Nessuno sorrideva, ma il professore aveva l’abitudine di vedere i volti rischiarati dal sorriso durante le sue dotte dissertazioni.

«Sì, proseguì egli con nuova animazione, gli è codesto un uomo fossile contemporaneo dei mastodonti i cui ossami ingombrano questo anfiteatro. Dirvi per qual via sia giunto qui e come gli strati in cui era nascosto siano scivolati fino in questa enorme cavità del globo, questo io non farò. Certo nell’epoca quaternaria commozioni straordinarie si manifestavano ancora nella scorza terrestre; il continuo raffreddamento del globo produceva delle fratture, dei crepacci in cui si sprofondava assai probabilmente una parte del terreno superiore.
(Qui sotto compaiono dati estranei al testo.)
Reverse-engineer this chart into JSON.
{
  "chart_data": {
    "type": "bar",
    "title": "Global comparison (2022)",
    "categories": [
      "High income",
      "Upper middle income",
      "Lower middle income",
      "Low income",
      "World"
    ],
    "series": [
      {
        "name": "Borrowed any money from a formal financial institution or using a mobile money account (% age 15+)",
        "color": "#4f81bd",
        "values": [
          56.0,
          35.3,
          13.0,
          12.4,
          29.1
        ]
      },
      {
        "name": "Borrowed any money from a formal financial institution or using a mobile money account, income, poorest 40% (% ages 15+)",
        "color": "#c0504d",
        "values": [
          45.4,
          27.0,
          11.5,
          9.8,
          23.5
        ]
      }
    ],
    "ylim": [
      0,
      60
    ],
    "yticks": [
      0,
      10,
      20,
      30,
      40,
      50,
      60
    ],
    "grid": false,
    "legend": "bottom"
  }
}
Io non affermo nulla, ma infine eccovi l’uomo circondato dalle opere della sua mano, accette, selci tagliate che hanno formato l’età della pietra, e se pure egli non è venuto qui, al pari di me, da torista e da operaio della scienza, io non posso più dubitare della autenticità della sua antica origine.»

Il professore tacque ed io uscii in applausi unanimi. D’altra parte mio zio aveva ragione, e scienziati assai più dotti di suo nipote sarebbero stati imbarazzati a combatterlo. [p. 167 modifica]

Altro indizio; il corpo fossilizzato non era il solo dell’immenso ossario. Ad ogni passo che facevamo in quella polvere incontravamo nuovi corpi e mio zio poteva scegliere i campioni più meravigliosi per convincere gli increduli.

Davvero, era pure un meraviglioso spettacolo questo di tante generazioni d’uomini e d’animali confuse in quel cimitero. Rimaneva una sola quistione e non osavamo risolverla. Codesti esseri sventurati eran essi per una convulsione del suolo scivolati verso le rive del mare Lidenbrock, in un tempo ch’erano già ridotti in polvere? Oppure vissero essi in questo mondo sotterraneo, sotto questo cielo fittizio, nascendo e morendo come gli abitanti della terra? Finora mostri marini, pesci soltanto c’erano apparsi viventi. Ma chi sa se qualche uomo dell’abisso non errava ancora lungo le spiagge deserte?



Note

  1. L’angolo facciale è formato da due piani, l’uno più o meno verticale tangente alla fronte ed agli incisivi, l’altro orizzontale e passa per l’apertura dei condotti auditivi e la spina nasale inferiore. Si chiama prognatismo in linguaggio antropologico la projezione della mascella che modifica l’angolo facciale.